Die Priorisierung des Zivilschutzes wirft Fragen auf: Meint man mit »Infrastruktur« und »Ausstattung« etwa auch die Einrichtung von Bunkern oder kriegstüchtige Straßen? Undenkbar ist es nicht, denn Der Spiegel berichtete bereits im Vorjahr über den Bunker-Plan der Bundesregierung: »Angesichts der sich verschärfenden internationalen Bedrohungslage wollen das Bundesamt für Bevölkerungsschutz und Katastrophenhilfe (BBK) und die Innenministerien wieder mehr Bunkerräume in Deutschland einrichten«, hieß es dort. Der Plan sollte aus dem 2023 entwickelten Gesamtszenario zur Umsetzung der Konzeption Zivile Verteidigung der IMK resultieren.

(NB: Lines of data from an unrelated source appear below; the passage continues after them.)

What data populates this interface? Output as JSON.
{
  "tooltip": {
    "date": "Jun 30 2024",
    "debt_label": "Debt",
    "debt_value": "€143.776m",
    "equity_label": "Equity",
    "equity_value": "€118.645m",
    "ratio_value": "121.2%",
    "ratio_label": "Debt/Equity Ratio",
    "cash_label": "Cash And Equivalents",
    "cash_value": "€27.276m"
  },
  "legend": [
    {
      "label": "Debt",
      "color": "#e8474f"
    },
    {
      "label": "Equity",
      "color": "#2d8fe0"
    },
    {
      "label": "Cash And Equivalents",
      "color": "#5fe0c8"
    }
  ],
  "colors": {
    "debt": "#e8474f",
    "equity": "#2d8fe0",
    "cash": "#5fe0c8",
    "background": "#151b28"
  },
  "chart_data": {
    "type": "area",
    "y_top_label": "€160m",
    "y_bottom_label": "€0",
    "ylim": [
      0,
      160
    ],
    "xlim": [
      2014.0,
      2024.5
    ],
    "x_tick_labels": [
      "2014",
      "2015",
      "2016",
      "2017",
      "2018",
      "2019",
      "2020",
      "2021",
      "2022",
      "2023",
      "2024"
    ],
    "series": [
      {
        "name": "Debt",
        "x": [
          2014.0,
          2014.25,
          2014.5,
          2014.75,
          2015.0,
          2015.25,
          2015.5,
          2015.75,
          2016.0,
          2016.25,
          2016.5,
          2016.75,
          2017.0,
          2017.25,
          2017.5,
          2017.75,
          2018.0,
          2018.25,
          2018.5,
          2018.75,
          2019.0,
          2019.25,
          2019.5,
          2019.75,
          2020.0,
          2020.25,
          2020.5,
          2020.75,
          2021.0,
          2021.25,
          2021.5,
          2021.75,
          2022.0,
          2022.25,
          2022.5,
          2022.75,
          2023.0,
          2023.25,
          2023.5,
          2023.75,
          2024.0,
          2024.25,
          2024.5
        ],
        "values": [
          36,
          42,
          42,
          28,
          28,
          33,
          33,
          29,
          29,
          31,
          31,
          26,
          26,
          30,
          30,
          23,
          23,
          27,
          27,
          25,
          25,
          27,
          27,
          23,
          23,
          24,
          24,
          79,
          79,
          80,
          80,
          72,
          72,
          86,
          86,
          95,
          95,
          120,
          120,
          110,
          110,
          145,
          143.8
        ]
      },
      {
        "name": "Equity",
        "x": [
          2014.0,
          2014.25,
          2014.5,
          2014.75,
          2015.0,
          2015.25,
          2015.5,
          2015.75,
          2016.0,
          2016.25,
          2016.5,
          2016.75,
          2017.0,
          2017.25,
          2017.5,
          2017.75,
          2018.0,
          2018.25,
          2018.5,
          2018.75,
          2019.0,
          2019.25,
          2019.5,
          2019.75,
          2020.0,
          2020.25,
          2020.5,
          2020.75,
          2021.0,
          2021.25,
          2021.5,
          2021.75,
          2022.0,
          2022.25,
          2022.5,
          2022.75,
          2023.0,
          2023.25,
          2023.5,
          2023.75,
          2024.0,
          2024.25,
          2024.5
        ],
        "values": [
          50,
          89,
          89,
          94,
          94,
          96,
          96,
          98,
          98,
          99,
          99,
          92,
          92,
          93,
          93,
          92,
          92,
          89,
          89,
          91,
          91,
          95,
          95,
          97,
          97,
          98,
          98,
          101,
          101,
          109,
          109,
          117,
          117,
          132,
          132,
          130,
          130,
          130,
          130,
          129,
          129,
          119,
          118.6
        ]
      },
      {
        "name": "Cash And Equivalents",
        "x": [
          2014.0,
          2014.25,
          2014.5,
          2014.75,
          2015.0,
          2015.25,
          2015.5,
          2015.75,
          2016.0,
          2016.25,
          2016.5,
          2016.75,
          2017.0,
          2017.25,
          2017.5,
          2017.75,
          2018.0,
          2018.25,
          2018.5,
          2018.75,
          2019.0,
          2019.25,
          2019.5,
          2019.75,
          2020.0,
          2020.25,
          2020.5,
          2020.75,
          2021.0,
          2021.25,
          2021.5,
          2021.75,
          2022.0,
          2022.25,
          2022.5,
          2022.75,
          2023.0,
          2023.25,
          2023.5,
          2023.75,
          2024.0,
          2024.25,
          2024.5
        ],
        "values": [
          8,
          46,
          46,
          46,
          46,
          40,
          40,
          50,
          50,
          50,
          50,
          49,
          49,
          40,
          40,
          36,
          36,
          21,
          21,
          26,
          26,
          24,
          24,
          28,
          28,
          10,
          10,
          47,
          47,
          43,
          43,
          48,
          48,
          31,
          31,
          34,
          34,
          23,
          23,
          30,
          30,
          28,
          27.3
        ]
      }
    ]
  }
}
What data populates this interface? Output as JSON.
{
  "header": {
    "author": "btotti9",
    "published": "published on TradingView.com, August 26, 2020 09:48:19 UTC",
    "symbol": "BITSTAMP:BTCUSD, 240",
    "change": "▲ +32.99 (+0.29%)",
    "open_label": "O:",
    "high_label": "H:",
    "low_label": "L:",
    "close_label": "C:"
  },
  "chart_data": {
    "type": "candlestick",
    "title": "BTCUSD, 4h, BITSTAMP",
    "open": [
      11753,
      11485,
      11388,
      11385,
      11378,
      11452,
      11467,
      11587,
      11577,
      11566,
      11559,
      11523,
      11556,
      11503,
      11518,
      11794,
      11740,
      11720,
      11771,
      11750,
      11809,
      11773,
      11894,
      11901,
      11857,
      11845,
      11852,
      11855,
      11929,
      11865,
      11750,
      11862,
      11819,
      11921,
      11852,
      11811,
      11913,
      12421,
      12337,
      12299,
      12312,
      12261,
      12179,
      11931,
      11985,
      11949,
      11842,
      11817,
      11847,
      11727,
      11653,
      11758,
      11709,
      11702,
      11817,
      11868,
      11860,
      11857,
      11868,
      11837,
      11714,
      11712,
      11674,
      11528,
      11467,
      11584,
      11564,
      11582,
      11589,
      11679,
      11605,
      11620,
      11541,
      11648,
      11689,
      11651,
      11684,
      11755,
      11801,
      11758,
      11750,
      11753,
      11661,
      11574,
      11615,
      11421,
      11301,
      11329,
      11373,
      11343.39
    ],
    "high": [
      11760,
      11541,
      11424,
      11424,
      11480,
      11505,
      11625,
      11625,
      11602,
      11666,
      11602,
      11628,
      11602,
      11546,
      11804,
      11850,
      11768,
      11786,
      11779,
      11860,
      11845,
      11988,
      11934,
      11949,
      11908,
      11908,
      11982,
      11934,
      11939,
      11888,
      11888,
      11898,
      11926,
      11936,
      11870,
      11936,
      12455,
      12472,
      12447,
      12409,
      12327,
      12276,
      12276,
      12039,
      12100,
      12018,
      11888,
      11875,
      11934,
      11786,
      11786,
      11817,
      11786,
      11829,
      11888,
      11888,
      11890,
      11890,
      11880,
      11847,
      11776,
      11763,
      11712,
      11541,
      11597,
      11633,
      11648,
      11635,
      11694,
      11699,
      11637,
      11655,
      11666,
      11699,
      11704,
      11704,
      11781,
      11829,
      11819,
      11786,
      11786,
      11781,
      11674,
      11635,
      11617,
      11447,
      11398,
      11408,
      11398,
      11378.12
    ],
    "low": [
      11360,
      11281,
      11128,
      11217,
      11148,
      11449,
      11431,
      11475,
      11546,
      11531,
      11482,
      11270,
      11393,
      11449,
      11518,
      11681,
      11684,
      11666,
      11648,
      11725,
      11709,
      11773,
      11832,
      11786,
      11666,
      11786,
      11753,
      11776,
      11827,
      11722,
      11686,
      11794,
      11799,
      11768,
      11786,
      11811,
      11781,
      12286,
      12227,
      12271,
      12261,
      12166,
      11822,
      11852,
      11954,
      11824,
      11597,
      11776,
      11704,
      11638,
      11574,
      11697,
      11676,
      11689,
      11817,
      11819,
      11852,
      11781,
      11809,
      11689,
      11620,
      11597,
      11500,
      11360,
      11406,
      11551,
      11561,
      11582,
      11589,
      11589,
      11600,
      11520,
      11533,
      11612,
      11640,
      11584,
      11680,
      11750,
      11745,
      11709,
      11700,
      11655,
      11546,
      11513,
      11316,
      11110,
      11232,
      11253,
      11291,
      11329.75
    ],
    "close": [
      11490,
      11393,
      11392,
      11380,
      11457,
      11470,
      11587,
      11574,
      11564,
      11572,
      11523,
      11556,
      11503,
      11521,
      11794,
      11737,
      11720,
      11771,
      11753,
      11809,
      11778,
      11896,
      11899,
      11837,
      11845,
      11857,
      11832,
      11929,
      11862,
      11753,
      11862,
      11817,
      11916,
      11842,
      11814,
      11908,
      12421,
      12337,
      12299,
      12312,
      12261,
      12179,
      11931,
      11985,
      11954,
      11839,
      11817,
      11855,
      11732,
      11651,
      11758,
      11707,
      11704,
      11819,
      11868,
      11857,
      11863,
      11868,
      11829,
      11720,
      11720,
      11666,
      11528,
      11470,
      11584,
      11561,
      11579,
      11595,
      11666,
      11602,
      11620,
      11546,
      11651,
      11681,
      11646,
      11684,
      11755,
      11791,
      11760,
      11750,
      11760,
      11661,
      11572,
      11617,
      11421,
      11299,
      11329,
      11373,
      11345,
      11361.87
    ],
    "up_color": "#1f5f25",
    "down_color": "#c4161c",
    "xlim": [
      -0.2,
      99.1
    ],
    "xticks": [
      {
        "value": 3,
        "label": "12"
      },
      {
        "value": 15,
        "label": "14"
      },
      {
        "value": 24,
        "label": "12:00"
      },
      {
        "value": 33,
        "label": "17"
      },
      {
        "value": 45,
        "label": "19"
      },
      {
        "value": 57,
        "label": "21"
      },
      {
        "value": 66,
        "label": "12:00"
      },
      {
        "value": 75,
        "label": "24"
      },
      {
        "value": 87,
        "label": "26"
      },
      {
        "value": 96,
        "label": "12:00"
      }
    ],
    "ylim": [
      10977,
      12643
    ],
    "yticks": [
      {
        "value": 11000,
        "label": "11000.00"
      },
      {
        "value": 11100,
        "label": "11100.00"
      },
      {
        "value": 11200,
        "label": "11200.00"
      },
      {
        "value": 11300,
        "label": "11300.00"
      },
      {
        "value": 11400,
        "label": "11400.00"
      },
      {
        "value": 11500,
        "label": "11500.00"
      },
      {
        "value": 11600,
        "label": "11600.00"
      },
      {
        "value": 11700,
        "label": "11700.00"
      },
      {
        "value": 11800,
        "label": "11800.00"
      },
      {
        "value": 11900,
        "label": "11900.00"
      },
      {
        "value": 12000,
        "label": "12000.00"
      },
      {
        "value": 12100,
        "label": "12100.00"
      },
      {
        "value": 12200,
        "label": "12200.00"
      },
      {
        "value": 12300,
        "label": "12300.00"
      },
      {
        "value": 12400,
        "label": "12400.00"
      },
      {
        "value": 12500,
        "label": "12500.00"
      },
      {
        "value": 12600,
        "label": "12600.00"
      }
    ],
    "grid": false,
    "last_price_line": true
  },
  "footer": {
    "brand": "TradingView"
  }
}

»Das Narrativ in Deutschland hat sich gewandelt.«

Für das französische Handbuch sollte übrigens nicht der deutsche Ratgeber für Notfallvorsorge, sondern ein das schwedische Om krisen eller kriget kommer das Vorbild sein. Das Büchlein gibt es dort bereits seit 1943 – mit einer Unterbrechung zwischen 1991 und 2018. Im Jahr 2016 versicherte Innenminister de Maizière, dass die deutsche Konzeption »keine Reaktion auf eine aktuelle terroristische Bedrohungslage« sei. Auch die französische Regierung betont, dass ihr Handbuch nicht direkt als Reaktion auf Russlands Angriff auf die Ukraine entstanden sei. Doch das Narrativ in Deutschland hat sich gewandelt. »Wir sorgen für einen modernen Bevölkerungsschutz, der […] neue geopolitische Spannungen berücksichtigt«, heißt es im SPD-Programm, »Wir schützen unsere kritische Infrastruktur, stärken die Cybersicherheit und verteidigen unser Land vor hybrider Kriegsführung und Sabotage durch feindliche Akteure.« Das französische Handbuch soll die Bevölkerung »auf alle Eventualitäten« vorbereiten – nicht nur, aber auch mit Paracetamol, Verbandsmaterial und Kochsalzlösung in jedem Badezimmer.